Папаша Планта состроил гримасу, видимо означающую: «Я еще много чего знаю» — и продолжал повествование.

— Оттого что граф Эктор поселился в «Тенистом доле», жизнь в замке ничуть не изменилась. У г-на и г-жи Соврези появился брат, только и всего. И если Соврези в ту пору часто ездил в Париж, то лишь потому — и это ни для кого не было секретом, — что он занимался делами своего друга.

Эта идиллия продолжалась целый год. Казалось, счастье навеки поселилось под сенью «Тенистого дола».

Но, увы, однажды вечером, вернувшись с охоты на болотах, Соврези почувствовал себя настолько плохо, что ему пришлось лечь в постель. Послали за врачом. К сожалению, то был не наш друг доктор Жандрон. Он установил воспаление легких.

Соврези был молод, могуч, как дуб, так что поначалу никто не встревожился. И действительно, через две недели он был уже на ногах. Однако не поберегся и снова слег.

Примерно через месяц он выздоровел, но неделю спустя болезнь возобновилась, и на этот раз в такой тяжелой форме, что начали опасаться печального исхода.

Но зато как ярко проявились во время этой нескончаемой болезни любовь жены и привязанность друга! Никогда ни один больной не был окружен подобной заботой, не получал стольких доказательств безмерной и неподдельной преданности. Днем и ночью Соврези видел у своего изголовья либо жену, либо друга. У него бывали часы страданий, но не было ни минуты скуки. И всем, кто приходил его навестить, он неизменно повторял, что готов благословлять свой недуг.

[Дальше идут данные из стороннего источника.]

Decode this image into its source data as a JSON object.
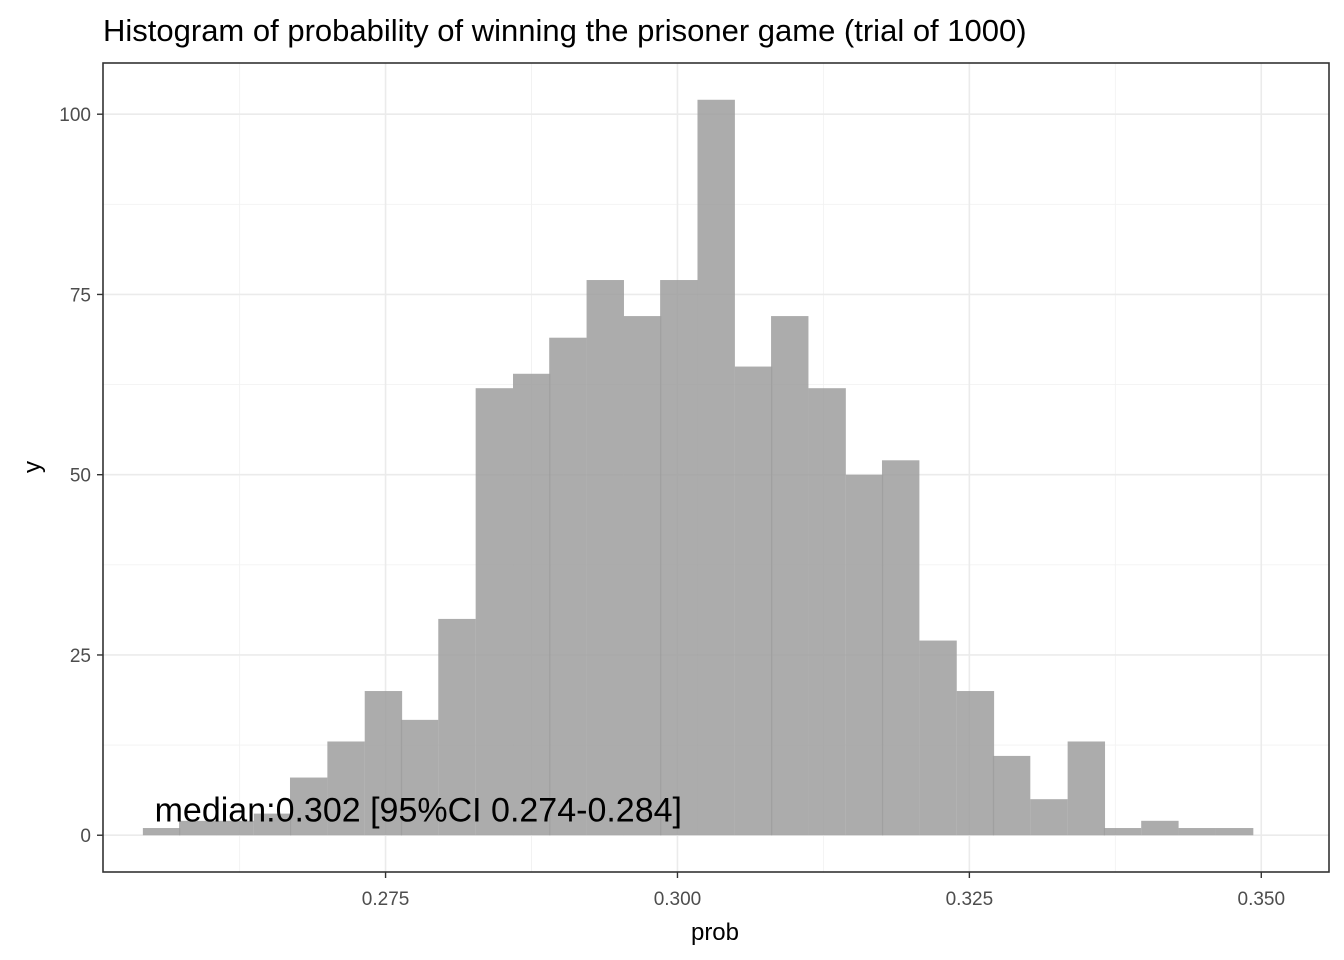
{
  "chart_data": {
    "type": "bar",
    "title": "Histogram of probability of winning the prisoner game (trial of 1000)",
    "xlabel": "prob",
    "ylabel": "y",
    "annotation": "median:0.302 [95%CI 0.274-0.284]",
    "xlim": [
      0.2508,
      0.3558
    ],
    "ylim": [
      -5.1,
      107.1
    ],
    "x_ticks": [
      0.275,
      0.3,
      0.325,
      0.35
    ],
    "x_tick_labels": [
      "0.275",
      "0.300",
      "0.325",
      "0.350"
    ],
    "y_ticks": [
      0,
      25,
      50,
      75,
      100
    ],
    "y_tick_labels": [
      "0",
      "25",
      "50",
      "75",
      "100"
    ],
    "grid": true,
    "bar_color": "#9e9e9e",
    "bin_width": 0.00317,
    "x": [
      0.2558,
      0.2589,
      0.2621,
      0.2653,
      0.2684,
      0.2716,
      0.2748,
      0.2779,
      0.2811,
      0.2843,
      0.2875,
      0.2906,
      0.2938,
      0.297,
      0.3001,
      0.3033,
      0.3065,
      0.3096,
      0.3128,
      0.316,
      0.3191,
      0.3223,
      0.3255,
      0.3286,
      0.3318,
      0.335,
      0.3381,
      0.3413,
      0.3445,
      0.3477
    ],
    "values": [
      1,
      2,
      2,
      3,
      8,
      13,
      20,
      16,
      30,
      62,
      64,
      69,
      77,
      72,
      77,
      102,
      65,
      72,
      62,
      50,
      52,
      27,
      20,
      11,
      5,
      13,
      1,
      2,
      1,
      1
    ]
  }
}
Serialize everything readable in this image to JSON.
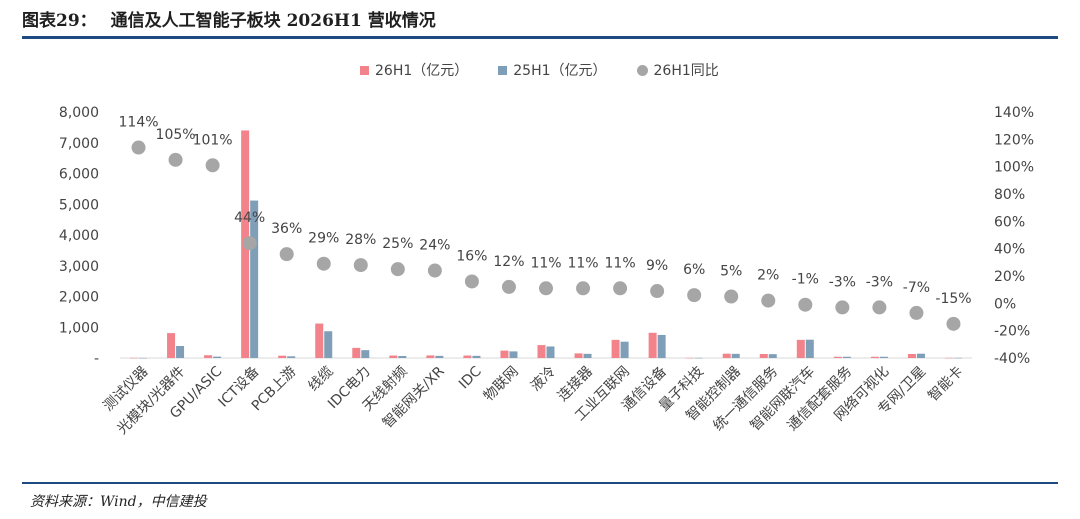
{
  "header": {
    "label": "图表29：",
    "title": "通信及人工智能子板块 2026H1 营收情况"
  },
  "source": "资料来源：Wind，中信建投",
  "colors": {
    "bar26": "#f2838a",
    "bar25": "#7f9fb8",
    "dot": "#a6a6a6",
    "rule": "#1e4a82"
  },
  "chart_data": {
    "type": "bar",
    "title": "",
    "categories": [
      "测试仪器",
      "光模块/光器件",
      "GPU/ASIC",
      "ICT设备",
      "PCB上游",
      "线缆",
      "IDC电力",
      "天线射频",
      "智能网关/XR",
      "IDC",
      "物联网",
      "液冷",
      "连接器",
      "工业互联网",
      "通信设备",
      "量子科技",
      "智能控制器",
      "统一通信服务",
      "智能网联汽车",
      "通信配套服务",
      "网络可视化",
      "专网/卫星",
      "智能卡"
    ],
    "series": [
      {
        "name": "26H1（亿元）",
        "type": "bar",
        "axis": "left",
        "values": [
          5,
          810,
          90,
          7400,
          75,
          1120,
          330,
          80,
          85,
          80,
          240,
          420,
          150,
          590,
          820,
          5,
          140,
          130,
          590,
          40,
          40,
          130,
          5
        ]
      },
      {
        "name": "25H1（亿元）",
        "type": "bar",
        "axis": "left",
        "values": [
          3,
          390,
          45,
          5120,
          55,
          870,
          255,
          65,
          70,
          70,
          215,
          375,
          135,
          530,
          750,
          4,
          135,
          125,
          595,
          40,
          40,
          140,
          5
        ]
      },
      {
        "name": "26H1同比",
        "type": "scatter",
        "axis": "right",
        "values": [
          114,
          105,
          101,
          44,
          36,
          29,
          28,
          25,
          24,
          16,
          12,
          11,
          11,
          11,
          9,
          6,
          5,
          2,
          -1,
          -3,
          -3,
          -7,
          -15
        ],
        "labels": [
          "114%",
          "105%",
          "101%",
          "44%",
          "36%",
          "29%",
          "28%",
          "25%",
          "24%",
          "16%",
          "12%",
          "11%",
          "11%",
          "11%",
          "9%",
          "6%",
          "5%",
          "2%",
          "-1%",
          "-3%",
          "-3%",
          "-7%",
          "-15%"
        ]
      }
    ],
    "y_left": {
      "range": [
        0,
        8000
      ],
      "ticks": [
        0,
        1000,
        2000,
        3000,
        4000,
        5000,
        6000,
        7000,
        8000
      ],
      "tick_labels": [
        "-",
        "1,000",
        "2,000",
        "3,000",
        "4,000",
        "5,000",
        "6,000",
        "7,000",
        "8,000"
      ]
    },
    "y_right": {
      "range": [
        -40,
        140
      ],
      "ticks": [
        -40,
        -20,
        0,
        20,
        40,
        60,
        80,
        100,
        120,
        140
      ],
      "tick_labels": [
        "-40%",
        "-20%",
        "0%",
        "20%",
        "40%",
        "60%",
        "80%",
        "100%",
        "120%",
        "140%"
      ]
    },
    "legend_position": "top-center",
    "grid": false
  }
}
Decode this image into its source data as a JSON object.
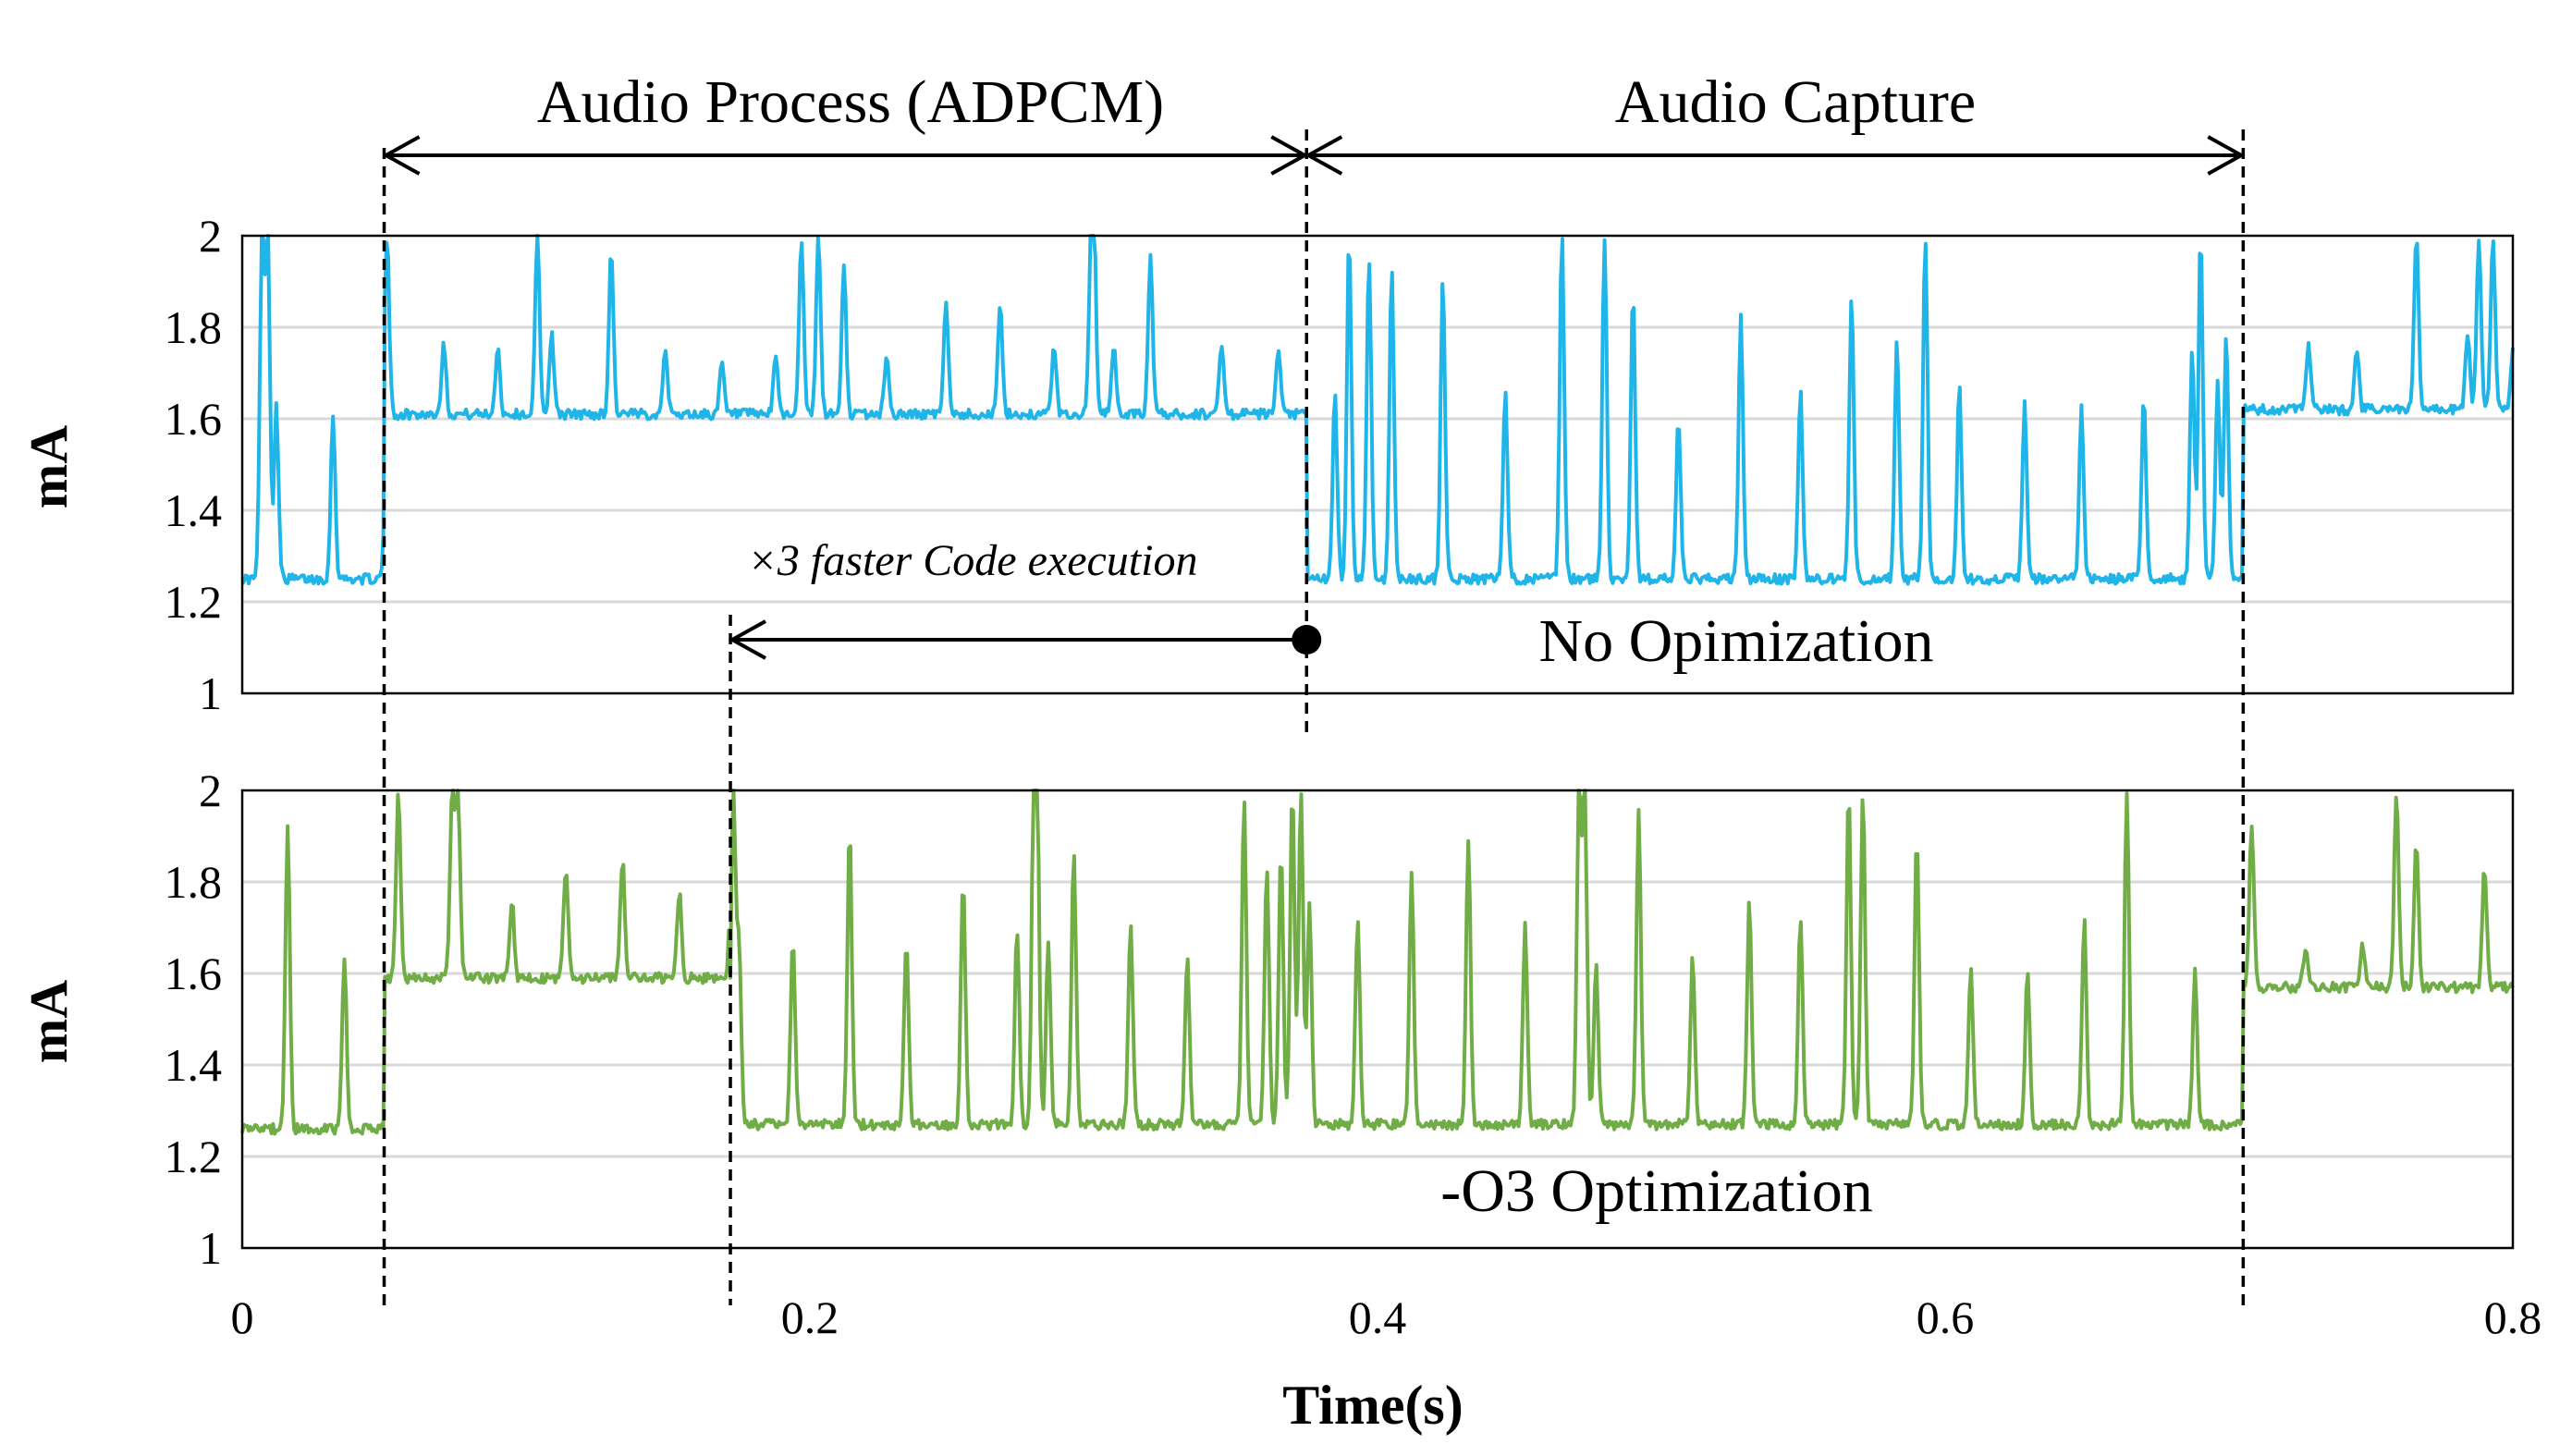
{
  "chart_data": {
    "type": "line",
    "xlabel": "Time(s)",
    "xlim": [
      0,
      0.8
    ],
    "x_ticks": [
      "0",
      "0.2",
      "0.4",
      "0.6",
      "0.8"
    ],
    "x_tick_values": [
      0,
      0.2,
      0.4,
      0.6,
      0.8
    ],
    "phase_markers_s": [
      0.05,
      0.375,
      0.705
    ],
    "optimized_process_end_s": 0.172,
    "phase_labels": {
      "audio_process": "Audio Process (ADPCM)",
      "audio_capture": "Audio Capture"
    },
    "speedup_annotation": "×3 faster Code execution",
    "panels": [
      {
        "name": "No Opimization",
        "ylabel": "mA",
        "ylim": [
          1,
          2
        ],
        "y_ticks": [
          "1",
          "1.2",
          "1.4",
          "1.6",
          "1.8",
          "2"
        ],
        "y_tick_values": [
          1,
          1.2,
          1.4,
          1.6,
          1.8,
          2
        ],
        "color": "#1fb5e8",
        "segments": [
          {
            "start": 0.0,
            "end": 0.05,
            "base": 1.25
          },
          {
            "start": 0.05,
            "end": 0.375,
            "base": 1.61
          },
          {
            "start": 0.375,
            "end": 0.705,
            "base": 1.25
          },
          {
            "start": 0.705,
            "end": 0.8,
            "base": 1.62
          }
        ],
        "spikes": [
          [
            0.007,
            2.0
          ],
          [
            0.009,
            2.0
          ],
          [
            0.012,
            1.63
          ],
          [
            0.032,
            1.61
          ],
          [
            0.051,
            2.0
          ],
          [
            0.071,
            1.77
          ],
          [
            0.09,
            1.76
          ],
          [
            0.104,
            2.0
          ],
          [
            0.109,
            1.79
          ],
          [
            0.13,
            1.97
          ],
          [
            0.149,
            1.76
          ],
          [
            0.169,
            1.72
          ],
          [
            0.188,
            1.74
          ],
          [
            0.197,
            2.0
          ],
          [
            0.203,
            2.0
          ],
          [
            0.212,
            1.93
          ],
          [
            0.227,
            1.74
          ],
          [
            0.248,
            1.86
          ],
          [
            0.267,
            1.85
          ],
          [
            0.286,
            1.76
          ],
          [
            0.299,
            1.9
          ],
          [
            0.3,
            2.0
          ],
          [
            0.307,
            1.76
          ],
          [
            0.32,
            1.96
          ],
          [
            0.345,
            1.77
          ],
          [
            0.365,
            1.75
          ],
          [
            0.385,
            1.65
          ],
          [
            0.39,
            2.0
          ],
          [
            0.397,
            1.96
          ],
          [
            0.405,
            1.93
          ],
          [
            0.423,
            1.91
          ],
          [
            0.445,
            1.66
          ],
          [
            0.465,
            2.0
          ],
          [
            0.48,
            2.0
          ],
          [
            0.49,
            1.88
          ],
          [
            0.506,
            1.59
          ],
          [
            0.528,
            1.82
          ],
          [
            0.549,
            1.66
          ],
          [
            0.567,
            1.87
          ],
          [
            0.583,
            1.77
          ],
          [
            0.593,
            2.0
          ],
          [
            0.605,
            1.67
          ],
          [
            0.628,
            1.63
          ],
          [
            0.648,
            1.62
          ],
          [
            0.67,
            1.65
          ],
          [
            0.687,
            1.75
          ],
          [
            0.69,
            2.0
          ],
          [
            0.696,
            1.69
          ],
          [
            0.699,
            1.78
          ],
          [
            0.728,
            1.76
          ],
          [
            0.745,
            1.75
          ],
          [
            0.766,
            2.0
          ],
          [
            0.784,
            1.79
          ],
          [
            0.788,
            2.0
          ],
          [
            0.793,
            2.0
          ],
          [
            0.8,
            1.75
          ]
        ]
      },
      {
        "name": "-O3 Optimization",
        "ylabel": "mA",
        "ylim": [
          1,
          2
        ],
        "y_ticks": [
          "1",
          "1.2",
          "1.4",
          "1.6",
          "1.8",
          "2"
        ],
        "y_tick_values": [
          1,
          1.2,
          1.4,
          1.6,
          1.8,
          2
        ],
        "color": "#70ad47",
        "segments": [
          {
            "start": 0.0,
            "end": 0.05,
            "base": 1.26
          },
          {
            "start": 0.05,
            "end": 0.172,
            "base": 1.59
          },
          {
            "start": 0.172,
            "end": 0.705,
            "base": 1.27
          },
          {
            "start": 0.705,
            "end": 0.8,
            "base": 1.57
          }
        ],
        "spikes": [
          [
            0.016,
            1.92
          ],
          [
            0.036,
            1.64
          ],
          [
            0.055,
            1.99
          ],
          [
            0.074,
            2.0
          ],
          [
            0.076,
            2.0
          ],
          [
            0.095,
            1.76
          ],
          [
            0.114,
            1.83
          ],
          [
            0.134,
            1.85
          ],
          [
            0.154,
            1.78
          ],
          [
            0.173,
            2.0
          ],
          [
            0.175,
            1.67
          ],
          [
            0.194,
            1.67
          ],
          [
            0.214,
            1.91
          ],
          [
            0.234,
            1.68
          ],
          [
            0.254,
            1.81
          ],
          [
            0.273,
            1.7
          ],
          [
            0.279,
            2.0
          ],
          [
            0.28,
            1.92
          ],
          [
            0.284,
            1.67
          ],
          [
            0.293,
            1.87
          ],
          [
            0.313,
            1.71
          ],
          [
            0.333,
            1.64
          ],
          [
            0.353,
            1.98
          ],
          [
            0.361,
            1.84
          ],
          [
            0.366,
            1.87
          ],
          [
            0.37,
            2.0
          ],
          [
            0.373,
            2.0
          ],
          [
            0.376,
            1.76
          ],
          [
            0.393,
            1.72
          ],
          [
            0.412,
            1.82
          ],
          [
            0.432,
            1.9
          ],
          [
            0.452,
            1.71
          ],
          [
            0.471,
            2.0
          ],
          [
            0.473,
            2.0
          ],
          [
            0.477,
            1.62
          ],
          [
            0.492,
            1.95
          ],
          [
            0.511,
            1.63
          ],
          [
            0.531,
            1.76
          ],
          [
            0.549,
            1.73
          ],
          [
            0.566,
            2.0
          ],
          [
            0.571,
            2.0
          ],
          [
            0.59,
            1.91
          ],
          [
            0.609,
            1.61
          ],
          [
            0.629,
            1.61
          ],
          [
            0.649,
            1.72
          ],
          [
            0.664,
            2.0
          ],
          [
            0.688,
            1.6
          ],
          [
            0.708,
            1.93
          ],
          [
            0.727,
            1.66
          ],
          [
            0.747,
            1.66
          ],
          [
            0.759,
            2.0
          ],
          [
            0.766,
            1.89
          ],
          [
            0.79,
            1.83
          ]
        ]
      }
    ]
  }
}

Мне, например, он сказал: «Не заболей я, мне бы никогда не узнать, как меня любят».

— Эти же слова, — вмешался мэр, — он сотни раз повторял и мне, и госпоже Куртуа, и моей старшей дочери Лоранс.

— Однако болезнь Соврези, — продолжал папаша Планта, — оказалась из тех, перед какими бессильны и знания опытнейших врачей, и заботы самых преданных сиделок.

Соврези, если верить ему, не очень страдал, он просто таял на глазах, превращаясь в собственную тень. И вот наконец он умер ночью, в третьем часу, на руках жены и друга.

До последней минуты он сохранял ясность мысли. Примерно за час до того, как испустить последний вздох, он попросил разбудить и созвать слуг. Когда они собрались у его ложа, он взял руку жены, вложил ее в руку графа де Тремореля и заставил их поклясться, что, когда его не станет, они поженятся.

Берта и Эктор пытались протестовать, однако он настаивал, умолял, заклинал, твердя, что их отказ отравляет его предсмертные мгновения, и они вынуждены были уступить.